Esemplarmente, anche la solidarietà con i popoli oppressi esibita da D’Annunzio si traduceva e avviliva in una critica sì al colonialismo, ma solo a quello degli altri, perché non si univa alla benché minima autocritica rispetto al colonialismo italiano e in particolare alla propria personale passata esaltazione della guerra libica. Stessa incapacità di mostrare ai “popoli oppressi” dell’Indocina qualcosa di realmente diverso dalla sostituzione di un dominio con un altro avrà il Giappone durante la seconda guerra mondiale. Però è anche vero che nel nazionalismo dannunziano c’era quella radice umanistica tutta italiana, quel respiro culturale che, come opportunamente ci ricorda Di Rienzo nelle ultime pagine del libro, lo portò a un istintivo, prepolitico orrore e disprezzo per l’“imbianchino austriaco”.

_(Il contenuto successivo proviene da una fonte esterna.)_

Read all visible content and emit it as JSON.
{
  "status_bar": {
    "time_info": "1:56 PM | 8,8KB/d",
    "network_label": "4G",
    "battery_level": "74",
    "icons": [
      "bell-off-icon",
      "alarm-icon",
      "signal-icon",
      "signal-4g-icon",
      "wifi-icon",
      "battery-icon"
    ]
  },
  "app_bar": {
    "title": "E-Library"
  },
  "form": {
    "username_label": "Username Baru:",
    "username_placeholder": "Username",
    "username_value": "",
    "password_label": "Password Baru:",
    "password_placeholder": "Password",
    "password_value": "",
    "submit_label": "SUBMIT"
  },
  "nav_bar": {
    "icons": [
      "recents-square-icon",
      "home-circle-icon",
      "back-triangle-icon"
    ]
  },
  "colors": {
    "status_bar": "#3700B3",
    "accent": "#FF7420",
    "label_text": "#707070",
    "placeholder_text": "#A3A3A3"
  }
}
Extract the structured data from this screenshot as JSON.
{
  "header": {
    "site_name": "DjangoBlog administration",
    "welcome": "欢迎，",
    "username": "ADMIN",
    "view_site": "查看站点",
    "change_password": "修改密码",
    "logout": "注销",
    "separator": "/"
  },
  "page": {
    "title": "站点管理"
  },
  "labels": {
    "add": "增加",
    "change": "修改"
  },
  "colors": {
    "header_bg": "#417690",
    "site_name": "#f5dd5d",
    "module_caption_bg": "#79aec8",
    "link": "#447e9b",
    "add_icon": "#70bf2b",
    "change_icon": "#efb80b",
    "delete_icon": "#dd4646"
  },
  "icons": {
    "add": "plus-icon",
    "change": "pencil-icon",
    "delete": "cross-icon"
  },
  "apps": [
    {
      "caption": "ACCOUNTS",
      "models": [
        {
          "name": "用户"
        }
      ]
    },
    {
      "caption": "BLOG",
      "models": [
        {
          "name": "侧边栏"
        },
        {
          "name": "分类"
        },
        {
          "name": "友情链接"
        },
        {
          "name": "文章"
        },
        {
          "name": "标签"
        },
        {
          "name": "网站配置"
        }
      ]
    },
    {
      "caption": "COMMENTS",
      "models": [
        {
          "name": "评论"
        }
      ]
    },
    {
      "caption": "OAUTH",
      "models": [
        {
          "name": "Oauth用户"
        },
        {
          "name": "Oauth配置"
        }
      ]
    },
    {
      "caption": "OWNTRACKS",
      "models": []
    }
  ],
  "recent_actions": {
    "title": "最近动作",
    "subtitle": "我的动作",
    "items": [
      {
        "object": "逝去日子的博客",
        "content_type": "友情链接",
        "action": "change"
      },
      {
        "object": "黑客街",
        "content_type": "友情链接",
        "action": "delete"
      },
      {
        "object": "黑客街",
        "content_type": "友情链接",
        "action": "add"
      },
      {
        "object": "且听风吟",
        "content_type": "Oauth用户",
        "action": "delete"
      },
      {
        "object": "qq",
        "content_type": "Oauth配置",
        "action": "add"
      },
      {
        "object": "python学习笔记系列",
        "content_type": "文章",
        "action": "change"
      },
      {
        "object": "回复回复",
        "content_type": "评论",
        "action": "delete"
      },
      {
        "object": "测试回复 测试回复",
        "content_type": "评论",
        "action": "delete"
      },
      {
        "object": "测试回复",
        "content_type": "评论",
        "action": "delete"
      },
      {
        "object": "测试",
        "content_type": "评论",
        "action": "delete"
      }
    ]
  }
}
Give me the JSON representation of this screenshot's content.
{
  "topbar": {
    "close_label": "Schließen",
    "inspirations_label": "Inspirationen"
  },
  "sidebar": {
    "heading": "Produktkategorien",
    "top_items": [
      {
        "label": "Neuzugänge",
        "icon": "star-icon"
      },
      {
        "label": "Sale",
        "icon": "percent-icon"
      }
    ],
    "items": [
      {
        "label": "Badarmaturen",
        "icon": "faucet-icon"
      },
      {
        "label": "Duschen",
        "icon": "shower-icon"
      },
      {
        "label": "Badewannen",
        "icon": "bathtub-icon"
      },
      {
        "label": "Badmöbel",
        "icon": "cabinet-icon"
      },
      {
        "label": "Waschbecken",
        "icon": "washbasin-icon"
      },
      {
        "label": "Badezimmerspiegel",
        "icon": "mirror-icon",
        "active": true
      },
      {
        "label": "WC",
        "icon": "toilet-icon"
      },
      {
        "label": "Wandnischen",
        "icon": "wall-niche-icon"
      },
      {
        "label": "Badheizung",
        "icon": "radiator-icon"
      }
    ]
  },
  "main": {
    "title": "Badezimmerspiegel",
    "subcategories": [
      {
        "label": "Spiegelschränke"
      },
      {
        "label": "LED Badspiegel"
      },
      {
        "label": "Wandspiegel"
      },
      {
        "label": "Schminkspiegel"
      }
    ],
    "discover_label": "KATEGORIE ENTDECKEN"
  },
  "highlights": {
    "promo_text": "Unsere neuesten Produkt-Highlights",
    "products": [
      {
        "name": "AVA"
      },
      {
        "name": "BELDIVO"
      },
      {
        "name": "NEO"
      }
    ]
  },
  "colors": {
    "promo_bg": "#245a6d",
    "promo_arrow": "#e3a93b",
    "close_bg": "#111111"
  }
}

Su un piano meno vasto e più contingente, il nazionalismo italiano fallì, e non poteva non fallire, anche nel voler conciliare il proposito di spostare quanto più possibile ad est (con robustissime ragioni storiche, sia ben chiaro) i confini del Paese e quello di contrastare il progetto jugoslavo, che era di fatto il progetto di una grande Serbia. Quelle che sono alcune tra le pagine più interessanti del libro portano alla conclusione che l’Italia ebbe, del tutto in contrasto con i suoi obiettivi e il suo interesse, un ruolo importante, probabilmente decisivo, nel far accettare a croati e sloveni, che di per sé non avevano alcuna voglia di essere soggetti a Belgrado, l’unione con la Serbia. Solo con questa unione, infatti, questi due popoli, che avevano combattuto tenacemente fino all’ultimo sotto le bandiere asburgiche, potevano riciclarsi come comunità liberate ed evitare di lasciare all’Italia troppe centinaia di migliaia di connazionali. E del resto, con ruoli ed esito invertiti, quello italiano non fu anche dopo, tra il 1943 e il 1947, il principale “fattore catalizzante” che permise il rinnovarsi dell’unione? Qui la fantasia della storia controfattuale galoppa. Dobbiamo frenarla. Ma di certo non era né ovvio né fatale che il Regno Serbo-Croato-Sloveno nascesse, sopravvivesse e si riproducesse nella forma della federazione titina.
Questo volume di circa 1000 pagine si basa su una messe impressionante di documenti anche inediti e quasi sempre li fa “parlare” estesamente dopo averne riassunto il contenuto, laddove di solito in questi casi un documento o lo si riassume o lo si trascrive o nel caso lo si commenta dopo la citazione. Con l’inconsueta modalità espositiva da lui qui preferita l’autore sembra volere incitare il lettore, in una prospettiva quasi dialogica, a ricontrollare lui stesso. Ma anche per altri piccoli particolari spira per tutta l’opera un’aria di originalità, di libertà, di inquieta indagine. Un’aria di cui abbiamo bisogno.
(Pubblicato l’8 dicembre 2022 © «Destra.it» – Libri &LIBERI)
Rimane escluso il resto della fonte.